Function equality

[Elwin.Martin]

1. The problem statement, all variables and given/known data
Two functions f and g are equal iff
(a) f and g have the same domain, and
(b) f(x) = g(x) for every x in the domain of f.

Not actually hw, but I wanted to prove or at least see the elementary proof of this theorem.
2. Relevant equations
just the formal function definition:
A function f is a set of ordered pairs (x,y) [such that] no two of which have the same first member.

y = f(x), customarily is used over (x,y) is an element of f
3. The attempt at a solution
Alright, I just want to know if I'm over-simplifying here...but,

Since f is a set of ordered pairs and g is a set of ordered pairs, for f = g we must have that every ordered pair in f is an ordered pair in g and every ordered pair in g is an ordered pair in f (subsets of one another). For f and g to be equal then, they must contain the same first members and thus the same domain.

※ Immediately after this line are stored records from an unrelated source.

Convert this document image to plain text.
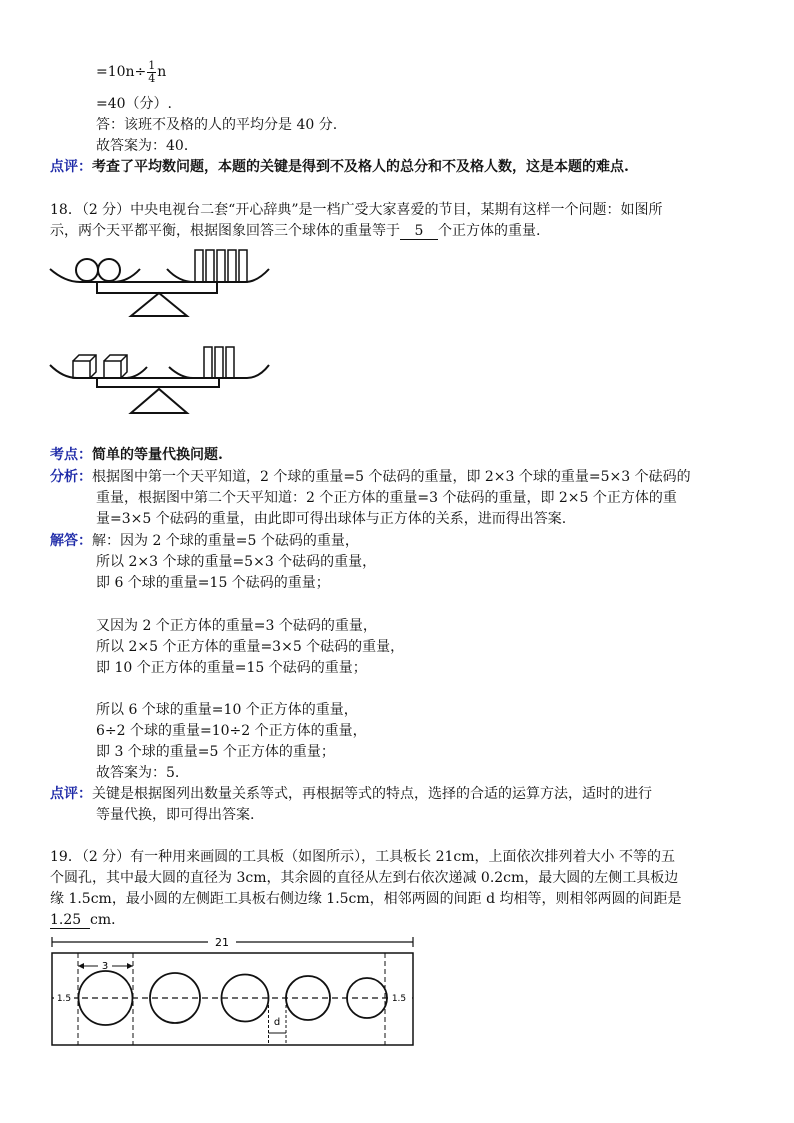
$=10n\div \frac{1}{4}$ n
=40（分）.
答：该班不及格的人的平均分是 40 分.
故答案为：40．
点评：考查了平均数问题，本题的关键是得到不及格人的总分和不及格人数，这是本题的难点.
18．（2 分）中央电视台二套“开心辞典”是一档广受大家喜爱的节目，某期有这样一个问题：如图所
示，两个天平都平衡，根据图象回答三个球体的重量等于 5 个正方体的重量.
考点：简单的等量代换问题.
分析：根据图中第一个天平知道，2 个球的重量=5 个砝码的重量，即 2×3 个球的重量=5×3 个砝码的
重量，根据图中第二个天平知道：2 个正方体的重量=3 个砝码的重量，即 2×5 个正方体的重
量=3×5 个砝码的重量，由此即可得出球体与正方体的关系，进而得出答案.
解答：解：因为 2 个球的重量=5 个砝码的重量，
所以 2×3 个球的重量=5×3 个砝码的重量，
即 6 个球的重量=15 个砝码的重量；
又因为 2 个正方体的重量=3 个砝码的重量，
所以 2×5 个正方体的重量=3×5 个砝码的重量，
即 10 个正方体的重量=15 个砝码的重量；
所以 6 个球的重量=10 个正方体的重量，
6÷2 个球的重量=10÷2 个正方体的重量，
即 3 个球的重量=5 个正方体的重量；
故答案为：5.
点评：关键是根据图列出数量关系等式，再根据等式的特点，选择的合适的运算方法，适时的进行
等量代换，即可得出答案.
19．（2 分）有一种用来画圆的工具板（如图所示），工具板长 21cm，上面依次排列着大小 不等的五
个圆孔，其中最大圆的直径为 3cm，其余圆的直径从左到右依次递减 0.2cm，最大圆的左侧工具板边
缘 1.5cm，最小圆的左侧距工具板右侧边缘 1.5cm，相邻两圆的间距 d 均相等，则相邻两圆的间距是
1.25 cm．
21
3
1.5	1.5
d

And then then something along the same lines for the second part.

Is this too cheap or incorrect somewhere? I'm kind of awful at rigor so any help would be greatly appreciated.

[SammyS]

1. The problem statement, all variables and given/known data
Two functions f and g are equal iff
(a) f and g have the same domain, and
(b) f(x) = g(x) for every x in the domain of f.

Not actually hw, but I wanted to prove or at least see the elementary proof of this theorem.
2. Relevant equations
just the formal function definition:
A function f is a set of ordered pairs (x,y) [such that] no two of which have the same first member.

y = f(x), customarily is used over (x,y) is an element of f
3. The attempt at a solution
Alright, I just want to know if I'm over-simplifying here...but,

Since f is a set of ordered pairs and g is a set of ordered pairs, for f = g we must have that every ordered pair in f is an ordered pair in g and every ordered pair in g is an ordered pair in f (subsets of one another). For f and g to be equal then, they must contain the same first members and thus the same domain.

And then then something along the same lines for the second part.

Is this too cheap or incorrect somewhere? I'm kind of awful at rigor so any help would be greatly appreciated.
Yes, "And then then something along the same lines for the second part." does lack rigor.

What you have for the first part looks good. The non-rigorous second part may be OK.

... But, it's an 'if and only if ' theorem, so you're half done at best.

[Elwin.Martin]

Yes, "And then then something along the same lines for the second part." does lack rigor.

What you have for the first part looks good. The non-rigorous second part may be OK.

... But, it's an 'if and only if ' theorem, so you're half done at best.

^^; I wasn't proposing the second part as an actual part of a proof, haha. Thanks for reminding me about the need to proof the if and only if in both directions, though!


Since f is a set of ordered pairs and g is a set of ordered pairs, for f = g we must have that every ordered pair in f is an ordered pair in g and every ordered pair in g is an ordered pair in f (subsets of one another). For f and g to be equal then, they must contain the same first members and thus the same domain.
Since f is a set of ordered pairs and g is a set of ordered pairs, for f = g we must have that every ordered pair in f is an ordered pair in g and every ordered pair in g is an ordered pair in f (subsets of one another). For f and g to be equal then, they must contain the same pairing of y to each x in (x,y), i.e. they must have that for every x we have f(x)=g(x).

Suppose f and g are two sets of ordered pairs such that the first members of f are the same as the first members of g (same domain) and that for every x in the domain of f, f(x) = g(x). We would like to verify that f and g are equal, i.e. that they contain they are the same set of ordered pairs. Since f and g have the same first members, they share the same domain. To be functions then they must each have that (x,y) = (x,z) iff y=z; taking the fact that f(x) = g(x) for all x in the domain of f, and hence the domain of g, we have then that (x,f(x))=(x,g(x)) for all x in the domain of f and g. Thus, f(x)=g(x).

Is that complete? I feel like it's too wordy...the problem with these kind of proofs is that they feel self evident sometimes and it seems like so much effort explaining it, though I wouldn't doubt there's a small flaw in there.